Insiders, Outsiders, Judgment, and the Kingdom

I often don't quite know what to make of a Scripture passage when I first read it, and that is the case with today's gospel reading. I don't do any research or study with my devotional readings, and so sometimes I simply tumble things around in my head without any precise meaning. Today I'm thinking about the kingdom, mustard seeds, leaven, narrow gates, insiders who are locked out, and the last who become first. It's quite a mixture.

An uncomfortable piece to this reading is the notion of judgment. Like a lot of people, I'm much bigger on forgiveness, grace, and unconditional divine love than I am on judgment.
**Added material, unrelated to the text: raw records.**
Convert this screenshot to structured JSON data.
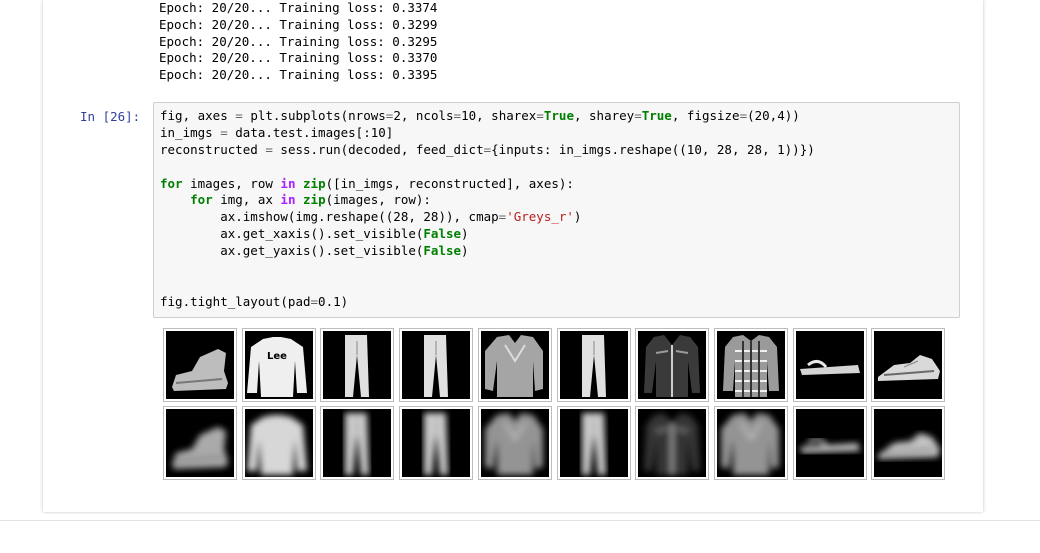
{
  "output": {
    "lines": [
      "Epoch: 20/20... Training loss: 0.3374",
      "Epoch: 20/20... Training loss: 0.3299",
      "Epoch: 20/20... Training loss: 0.3295",
      "Epoch: 20/20... Training loss: 0.3370",
      "Epoch: 20/20... Training loss: 0.3395"
    ]
  },
  "cell": {
    "prompt": "In [26]:",
    "code": {
      "l1_a": "fig, axes ",
      "l1_eq": "=",
      "l1_b": " plt.subplots(nrows",
      "l1_eq2": "=",
      "l1_c": "2, ncols",
      "l1_eq3": "=",
      "l1_d": "10, sharex",
      "l1_eq4": "=",
      "l1_true1": "True",
      "l1_e": ", sharey",
      "l1_eq5": "=",
      "l1_true2": "True",
      "l1_f": ", figsize",
      "l1_eq6": "=",
      "l1_g": "(20,4))",
      "l2_a": "in_imgs ",
      "l2_eq": "=",
      "l2_b": " data.test.images[:10]",
      "l3_a": "reconstructed ",
      "l3_eq": "=",
      "l3_b": " sess.run(decoded, feed_dict",
      "l3_eq2": "=",
      "l3_c": "{inputs: in_imgs.reshape((10, 28, 28, 1))})",
      "l5_for": "for",
      "l5_a": " images, row ",
      "l5_in": "in",
      "l5_sp": " ",
      "l5_zip": "zip",
      "l5_b": "([in_imgs, reconstructed], axes):",
      "l6_indent": "    ",
      "l6_for": "for",
      "l6_a": " img, ax ",
      "l6_in": "in",
      "l6_sp": " ",
      "l6_zip": "zip",
      "l6_b": "(images, row):",
      "l7_a": "        ax.imshow(img.reshape((28, 28)), cmap",
      "l7_eq": "=",
      "l7_str": "'Greys_r'",
      "l7_b": ")",
      "l8_a": "        ax.get_xaxis().set_visible(",
      "l8_false": "False",
      "l8_b": ")",
      "l9_a": "        ax.get_yaxis().set_visible(",
      "l9_false": "False",
      "l9_b": ")",
      "l12_a": "fig.tight_layout(pad",
      "l12_eq": "=",
      "l12_b": "0.1)"
    }
  },
  "figure": {
    "rows": [
      {
        "name": "input-images",
        "items": [
          "ankle-boot",
          "pullover",
          "trouser",
          "trouser",
          "shirt",
          "trouser",
          "coat",
          "shirt-plaid",
          "sandal",
          "sneaker"
        ],
        "shirt_logo_text": "Lee"
      },
      {
        "name": "reconstructed-images",
        "items": [
          "ankle-boot-blurred",
          "pullover-blurred",
          "trouser-blurred",
          "trouser-blurred",
          "shirt-blurred",
          "trouser-blurred",
          "coat-blurred",
          "shirt-blurred",
          "sandal-blurred",
          "sneaker-blurred"
        ]
      }
    ],
    "colormap": "Greys_r"
  }
}
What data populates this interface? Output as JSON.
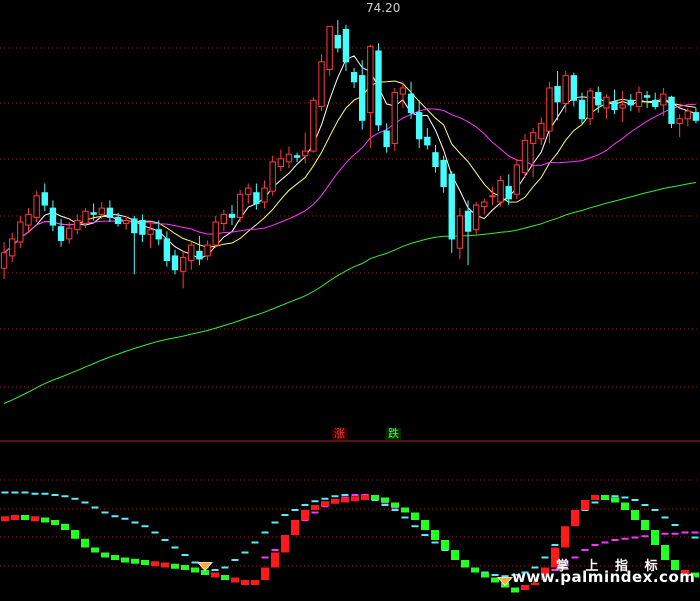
{
  "chart_data": [
    {
      "type": "candlestick",
      "price_high_label": "74.20",
      "ylim": [
        48,
        75
      ],
      "colors": {
        "up": "#ff3b3b",
        "down": "#44ffff",
        "ma5": "#ffffff",
        "ma10": "#ffff66",
        "ma20": "#ff33ff",
        "ma60": "#33ee33"
      },
      "candles": [
        {
          "o": 58.5,
          "h": 60.2,
          "l": 57.8,
          "c": 59.5
        },
        {
          "o": 59.3,
          "h": 60.8,
          "l": 58.9,
          "c": 60.4
        },
        {
          "o": 60.2,
          "h": 61.9,
          "l": 59.8,
          "c": 61.5
        },
        {
          "o": 61.3,
          "h": 62.4,
          "l": 60.8,
          "c": 62.0
        },
        {
          "o": 61.8,
          "h": 63.5,
          "l": 61.5,
          "c": 63.2
        },
        {
          "o": 63.4,
          "h": 64.0,
          "l": 62.2,
          "c": 62.6
        },
        {
          "o": 62.4,
          "h": 62.9,
          "l": 60.9,
          "c": 61.3
        },
        {
          "o": 61.2,
          "h": 61.7,
          "l": 59.9,
          "c": 60.3
        },
        {
          "o": 60.4,
          "h": 61.5,
          "l": 60.1,
          "c": 61.1
        },
        {
          "o": 61.0,
          "h": 62.0,
          "l": 60.7,
          "c": 61.6
        },
        {
          "o": 61.4,
          "h": 62.4,
          "l": 61.1,
          "c": 62.2
        },
        {
          "o": 62.1,
          "h": 62.7,
          "l": 61.6,
          "c": 62.0
        },
        {
          "o": 62.0,
          "h": 62.8,
          "l": 61.7,
          "c": 62.4
        },
        {
          "o": 62.4,
          "h": 62.9,
          "l": 61.5,
          "c": 61.8
        },
        {
          "o": 61.8,
          "h": 62.1,
          "l": 61.2,
          "c": 61.4
        },
        {
          "o": 61.4,
          "h": 61.9,
          "l": 61.0,
          "c": 61.6
        },
        {
          "o": 61.7,
          "h": 61.9,
          "l": 58.1,
          "c": 60.8
        },
        {
          "o": 61.6,
          "h": 62.0,
          "l": 60.2,
          "c": 60.7
        },
        {
          "o": 60.7,
          "h": 61.4,
          "l": 59.8,
          "c": 61.0
        },
        {
          "o": 61.0,
          "h": 61.6,
          "l": 60.0,
          "c": 60.4
        },
        {
          "o": 60.4,
          "h": 60.9,
          "l": 58.6,
          "c": 59.0
        },
        {
          "o": 59.3,
          "h": 59.7,
          "l": 58.1,
          "c": 58.4
        },
        {
          "o": 58.3,
          "h": 59.6,
          "l": 57.2,
          "c": 59.2
        },
        {
          "o": 59.0,
          "h": 60.3,
          "l": 58.4,
          "c": 60.0
        },
        {
          "o": 59.6,
          "h": 60.6,
          "l": 58.7,
          "c": 59.1
        },
        {
          "o": 59.3,
          "h": 60.3,
          "l": 59.0,
          "c": 60.0
        },
        {
          "o": 60.0,
          "h": 61.9,
          "l": 59.8,
          "c": 61.5
        },
        {
          "o": 61.4,
          "h": 62.3,
          "l": 60.9,
          "c": 62.0
        },
        {
          "o": 62.0,
          "h": 62.6,
          "l": 61.3,
          "c": 61.8
        },
        {
          "o": 61.8,
          "h": 63.6,
          "l": 61.5,
          "c": 63.3
        },
        {
          "o": 63.3,
          "h": 64.0,
          "l": 62.7,
          "c": 63.7
        },
        {
          "o": 63.4,
          "h": 64.0,
          "l": 62.3,
          "c": 62.7
        },
        {
          "o": 62.8,
          "h": 64.2,
          "l": 62.4,
          "c": 63.7
        },
        {
          "o": 63.5,
          "h": 65.8,
          "l": 63.2,
          "c": 65.4
        },
        {
          "o": 65.1,
          "h": 66.2,
          "l": 64.8,
          "c": 65.6
        },
        {
          "o": 65.4,
          "h": 66.4,
          "l": 65.0,
          "c": 65.9
        },
        {
          "o": 65.8,
          "h": 66.0,
          "l": 65.4,
          "c": 65.7
        },
        {
          "o": 65.8,
          "h": 67.3,
          "l": 65.3,
          "c": 66.1
        },
        {
          "o": 66.1,
          "h": 69.6,
          "l": 66.0,
          "c": 69.4
        },
        {
          "o": 69.0,
          "h": 72.4,
          "l": 68.7,
          "c": 71.9
        },
        {
          "o": 71.4,
          "h": 74.2,
          "l": 71.0,
          "c": 74.2
        },
        {
          "o": 73.6,
          "h": 74.6,
          "l": 72.5,
          "c": 72.8
        },
        {
          "o": 74.0,
          "h": 74.3,
          "l": 71.3,
          "c": 71.9
        },
        {
          "o": 71.2,
          "h": 71.5,
          "l": 70.2,
          "c": 70.6
        },
        {
          "o": 71.0,
          "h": 72.0,
          "l": 67.5,
          "c": 68.1
        },
        {
          "o": 68.6,
          "h": 73.0,
          "l": 66.3,
          "c": 72.9
        },
        {
          "o": 72.6,
          "h": 73.1,
          "l": 67.4,
          "c": 67.8
        },
        {
          "o": 67.4,
          "h": 67.9,
          "l": 66.0,
          "c": 66.4
        },
        {
          "o": 66.6,
          "h": 70.2,
          "l": 66.1,
          "c": 69.9
        },
        {
          "o": 69.8,
          "h": 70.6,
          "l": 68.9,
          "c": 70.2
        },
        {
          "o": 69.8,
          "h": 70.6,
          "l": 68.2,
          "c": 68.6
        },
        {
          "o": 68.6,
          "h": 69.4,
          "l": 66.3,
          "c": 66.9
        },
        {
          "o": 67.0,
          "h": 67.6,
          "l": 66.2,
          "c": 66.5
        },
        {
          "o": 66.0,
          "h": 66.5,
          "l": 64.7,
          "c": 65.1
        },
        {
          "o": 65.5,
          "h": 65.8,
          "l": 63.4,
          "c": 63.8
        },
        {
          "o": 64.6,
          "h": 64.8,
          "l": 59.5,
          "c": 60.4
        },
        {
          "o": 59.8,
          "h": 62.4,
          "l": 59.1,
          "c": 61.9
        },
        {
          "o": 62.2,
          "h": 62.9,
          "l": 58.7,
          "c": 60.9
        },
        {
          "o": 61.0,
          "h": 62.8,
          "l": 60.7,
          "c": 62.6
        },
        {
          "o": 62.5,
          "h": 63.0,
          "l": 62.0,
          "c": 62.8
        },
        {
          "o": 63.2,
          "h": 63.8,
          "l": 62.6,
          "c": 63.2
        },
        {
          "o": 62.8,
          "h": 64.5,
          "l": 62.5,
          "c": 64.2
        },
        {
          "o": 63.8,
          "h": 64.6,
          "l": 62.6,
          "c": 63.0
        },
        {
          "o": 63.3,
          "h": 65.6,
          "l": 63.0,
          "c": 65.2
        },
        {
          "o": 64.7,
          "h": 67.2,
          "l": 64.4,
          "c": 66.8
        },
        {
          "o": 66.6,
          "h": 67.6,
          "l": 64.4,
          "c": 67.3
        },
        {
          "o": 66.9,
          "h": 68.3,
          "l": 66.5,
          "c": 67.9
        },
        {
          "o": 67.4,
          "h": 70.6,
          "l": 66.6,
          "c": 70.2
        },
        {
          "o": 70.3,
          "h": 71.3,
          "l": 68.1,
          "c": 69.3
        },
        {
          "o": 69.2,
          "h": 71.3,
          "l": 68.6,
          "c": 71.0
        },
        {
          "o": 71.0,
          "h": 71.2,
          "l": 69.0,
          "c": 69.4
        },
        {
          "o": 69.4,
          "h": 69.9,
          "l": 67.9,
          "c": 68.2
        },
        {
          "o": 68.2,
          "h": 70.2,
          "l": 67.8,
          "c": 70.0
        },
        {
          "o": 69.9,
          "h": 70.3,
          "l": 68.6,
          "c": 69.1
        },
        {
          "o": 68.9,
          "h": 69.8,
          "l": 68.2,
          "c": 69.6
        },
        {
          "o": 69.3,
          "h": 70.1,
          "l": 68.5,
          "c": 68.8
        },
        {
          "o": 68.9,
          "h": 70.0,
          "l": 68.0,
          "c": 69.1
        },
        {
          "o": 69.4,
          "h": 69.8,
          "l": 68.7,
          "c": 69.1
        },
        {
          "o": 69.0,
          "h": 70.3,
          "l": 68.6,
          "c": 69.9
        },
        {
          "o": 69.7,
          "h": 70.0,
          "l": 68.9,
          "c": 69.6
        },
        {
          "o": 69.4,
          "h": 69.9,
          "l": 68.8,
          "c": 69.0
        },
        {
          "o": 69.1,
          "h": 70.2,
          "l": 68.4,
          "c": 69.8
        },
        {
          "o": 69.6,
          "h": 69.7,
          "l": 67.6,
          "c": 67.9
        },
        {
          "o": 67.9,
          "h": 68.5,
          "l": 67.0,
          "c": 68.2
        },
        {
          "o": 68.2,
          "h": 68.9,
          "l": 67.7,
          "c": 68.7
        },
        {
          "o": 68.6,
          "h": 68.9,
          "l": 67.9,
          "c": 68.1
        }
      ]
    },
    {
      "type": "indicator",
      "rise_label": "涨",
      "fall_label": "跌",
      "colors": {
        "rise": "#ff1a1a",
        "fall": "#22ff22",
        "line_a": "#55eeff",
        "line_b": "#ff33ff",
        "marker": "#ffaa33"
      },
      "signals": [
        4,
        7,
        14,
        23,
        34,
        39,
        50,
        57,
        66,
        72,
        78,
        84
      ],
      "bars": [
        {
          "v": 0.63,
          "d": 1
        },
        {
          "v": 0.64,
          "d": 1
        },
        {
          "v": 0.63,
          "d": -1
        },
        {
          "v": 0.62,
          "d": 1
        },
        {
          "v": 0.6,
          "d": -1
        },
        {
          "v": 0.57,
          "d": -1
        },
        {
          "v": 0.52,
          "d": -1
        },
        {
          "v": 0.45,
          "d": -1
        },
        {
          "v": 0.38,
          "d": -1
        },
        {
          "v": 0.34,
          "d": -1
        },
        {
          "v": 0.32,
          "d": -1
        },
        {
          "v": 0.3,
          "d": -1
        },
        {
          "v": 0.29,
          "d": -1
        },
        {
          "v": 0.28,
          "d": -1
        },
        {
          "v": 0.27,
          "d": -1
        },
        {
          "v": 0.26,
          "d": 1
        },
        {
          "v": 0.25,
          "d": 1
        },
        {
          "v": 0.24,
          "d": -1
        },
        {
          "v": 0.22,
          "d": -1
        },
        {
          "v": 0.2,
          "d": -1
        },
        {
          "v": 0.18,
          "d": -1
        },
        {
          "v": 0.16,
          "d": 1
        },
        {
          "v": 0.14,
          "d": -1
        },
        {
          "v": 0.12,
          "d": 1
        },
        {
          "v": 0.1,
          "d": 1
        },
        {
          "v": 0.12,
          "d": 1
        },
        {
          "v": 0.22,
          "d": 1
        },
        {
          "v": 0.34,
          "d": 1
        },
        {
          "v": 0.48,
          "d": 1
        },
        {
          "v": 0.6,
          "d": 1
        },
        {
          "v": 0.68,
          "d": 1
        },
        {
          "v": 0.72,
          "d": 1
        },
        {
          "v": 0.75,
          "d": 1
        },
        {
          "v": 0.77,
          "d": 1
        },
        {
          "v": 0.78,
          "d": 1
        },
        {
          "v": 0.79,
          "d": 1
        },
        {
          "v": 0.8,
          "d": 1
        },
        {
          "v": 0.78,
          "d": -1
        },
        {
          "v": 0.74,
          "d": -1
        },
        {
          "v": 0.7,
          "d": -1
        },
        {
          "v": 0.66,
          "d": -1
        },
        {
          "v": 0.6,
          "d": -1
        },
        {
          "v": 0.52,
          "d": -1
        },
        {
          "v": 0.44,
          "d": -1
        },
        {
          "v": 0.36,
          "d": -1
        },
        {
          "v": 0.28,
          "d": -1
        },
        {
          "v": 0.22,
          "d": -1
        },
        {
          "v": 0.18,
          "d": -1
        },
        {
          "v": 0.14,
          "d": -1
        },
        {
          "v": 0.1,
          "d": -1
        },
        {
          "v": 0.06,
          "d": -1
        },
        {
          "v": 0.04,
          "d": -1
        },
        {
          "v": 0.08,
          "d": 1
        },
        {
          "v": 0.12,
          "d": 1
        },
        {
          "v": 0.22,
          "d": 1
        },
        {
          "v": 0.38,
          "d": 1
        },
        {
          "v": 0.55,
          "d": 1
        },
        {
          "v": 0.68,
          "d": 1
        },
        {
          "v": 0.76,
          "d": 1
        },
        {
          "v": 0.8,
          "d": 1
        },
        {
          "v": 0.78,
          "d": -1
        },
        {
          "v": 0.74,
          "d": -1
        },
        {
          "v": 0.68,
          "d": -1
        },
        {
          "v": 0.6,
          "d": -1
        },
        {
          "v": 0.52,
          "d": -1
        },
        {
          "v": 0.4,
          "d": -1
        },
        {
          "v": 0.28,
          "d": -1
        },
        {
          "v": 0.2,
          "d": -1
        },
        {
          "v": 0.18,
          "d": 1
        },
        {
          "v": 0.17,
          "d": -1
        }
      ],
      "line_a": [
        0.82,
        0.82,
        0.82,
        0.81,
        0.81,
        0.8,
        0.79,
        0.77,
        0.74,
        0.7,
        0.66,
        0.63,
        0.61,
        0.58,
        0.55,
        0.5,
        0.44,
        0.38,
        0.32,
        0.26,
        0.22,
        0.2,
        0.22,
        0.28,
        0.34,
        0.42,
        0.5,
        0.58,
        0.64,
        0.68,
        0.72,
        0.75,
        0.77,
        0.79,
        0.8,
        0.8,
        0.79,
        0.76,
        0.72,
        0.68,
        0.62,
        0.55,
        0.48,
        0.42,
        0.36,
        0.3,
        0.25,
        0.21,
        0.18,
        0.16,
        0.15,
        0.16,
        0.18,
        0.22,
        0.3,
        0.4,
        0.5,
        0.6,
        0.68,
        0.74,
        0.78,
        0.79,
        0.78,
        0.76,
        0.72,
        0.68,
        0.62,
        0.56,
        0.5,
        0.46
      ],
      "line_b": [
        null,
        null,
        null,
        null,
        null,
        null,
        null,
        null,
        null,
        null,
        null,
        null,
        null,
        null,
        null,
        null,
        null,
        null,
        null,
        null,
        null,
        null,
        null,
        null,
        null,
        null,
        0.3,
        0.36,
        0.44,
        0.52,
        0.6,
        0.66,
        0.71,
        0.75,
        0.78,
        0.8,
        0.8,
        0.78,
        0.74,
        0.7,
        null,
        null,
        null,
        null,
        null,
        null,
        null,
        null,
        null,
        null,
        null,
        null,
        null,
        null,
        null,
        0.2,
        0.24,
        0.3,
        0.36,
        0.4,
        0.42,
        0.44,
        0.45,
        0.46,
        0.47,
        0.48,
        0.49,
        0.49,
        0.5,
        0.5
      ]
    }
  ],
  "watermark": {
    "title": "掌 上 指 标",
    "url": "www.palmindex.com"
  }
}
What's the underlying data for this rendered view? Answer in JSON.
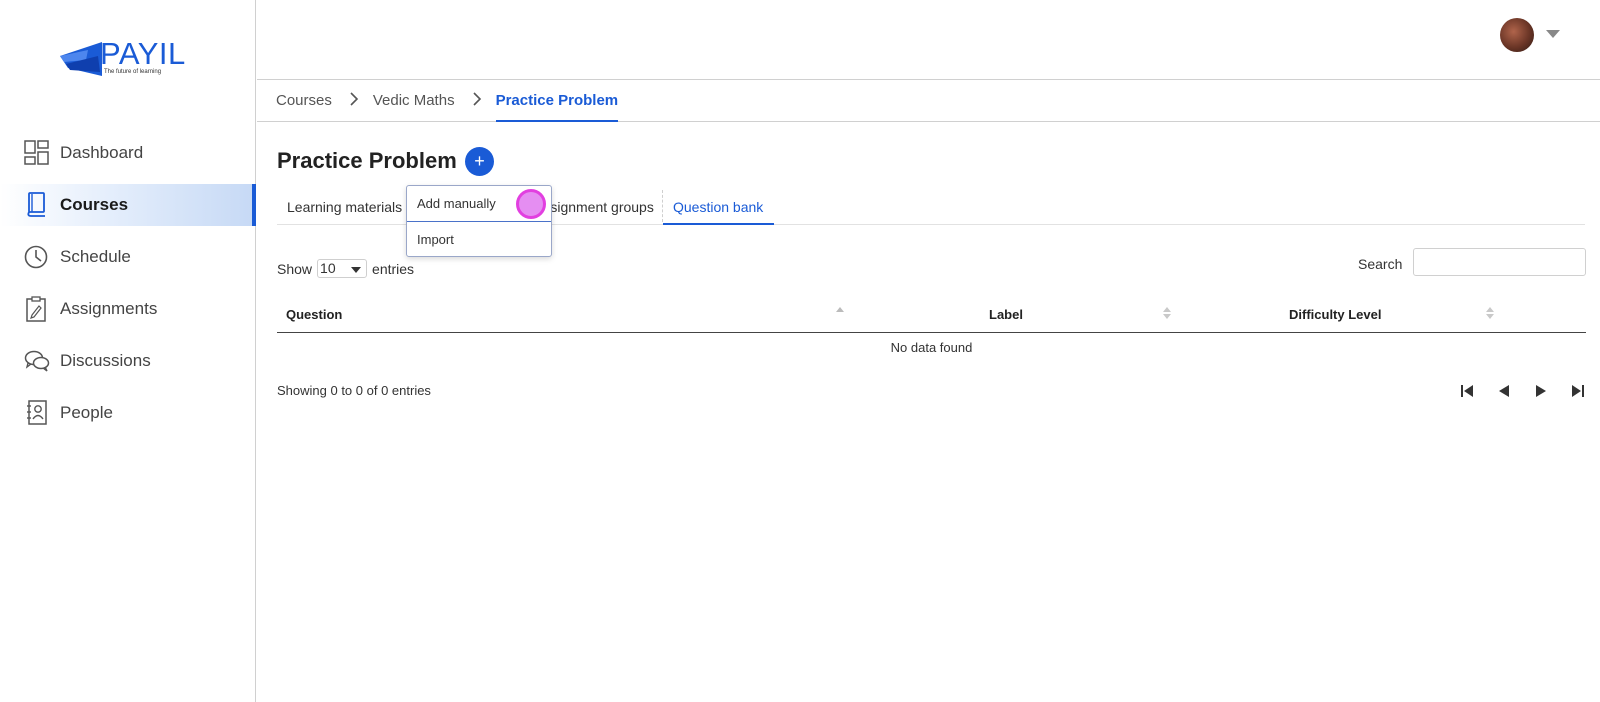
{
  "brand": {
    "name": "PAYIL",
    "tagline": "The future of learning",
    "color": "#1a5bd6"
  },
  "sidebar": {
    "items": [
      {
        "label": "Dashboard",
        "icon": "dashboard-icon"
      },
      {
        "label": "Courses",
        "icon": "book-icon",
        "active": true
      },
      {
        "label": "Schedule",
        "icon": "clock-icon"
      },
      {
        "label": "Assignments",
        "icon": "clipboard-icon"
      },
      {
        "label": "Discussions",
        "icon": "chat-bubbles-icon"
      },
      {
        "label": "People",
        "icon": "contacts-icon"
      }
    ]
  },
  "header": {
    "avatar": "user-avatar",
    "menu_icon": "caret-down-icon"
  },
  "breadcrumb": [
    "Courses",
    "Vedic Maths",
    "Practice Problem"
  ],
  "page": {
    "title": "Practice Problem",
    "add_icon": "+"
  },
  "tabs": [
    {
      "label": "Learning materials"
    },
    {
      "label": "Assignment groups"
    },
    {
      "label": "Question bank",
      "active": true
    }
  ],
  "dropdown": {
    "items": [
      "Add manually",
      "Import"
    ]
  },
  "table": {
    "show_label": "Show",
    "entries_value": "10",
    "entries_label": "entries",
    "search_label": "Search",
    "search_value": "",
    "columns": [
      "Question",
      "Label",
      "Difficulty Level"
    ],
    "empty_text": "No data found",
    "summary": "Showing 0 to 0 of 0 entries"
  },
  "pager": [
    "first-page-icon",
    "prev-page-icon",
    "next-page-icon",
    "last-page-icon"
  ]
}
But today's reading clearly speaks of a narrow gate and people who thought they had an invitation to the party but were told, "I do not know where you come from; go away from me, all you evildoers!"

I've read Dietrich Bonhoeffer's The Cost of Discipleship, and I'm familiar with his warnings against "cheap grace," forgiveness without repentance and grace without obedience. But I still have trouble reconciling notions of love and grace that nonetheless insist we be changed by that grace.

Perhaps part of my struggle with judgment arises from the Church's all too common practice of speaking judgment against outsiders, those who aren't Christian or not the right kind of Christian. But Jesus' words of judgment are most often aimed at religious insiders, not outsiders. And that seems to be the case today where insiders are locked out and watch as all manner of folks " from east and west, from north and south," get welcomed into the party. It is insiders, it seems, who most need to be reminded of the requirements of obedience and discipleship.

I'm not about to make any clear-cut doctrinal statements about judgment based on my brief, devotional meditation on today's gospel. I'm not entirely clear whether Jesus is speaking of an ultimate, final judgment, or simply doing what prophets have long done, warn people that they need to change. Regardless, it is abundantly clear that the call of Jesus is to a very particular way of living in the world, one that requires faith, obedience, and assistance from the Spirit. And I can always stand to be reminded of that.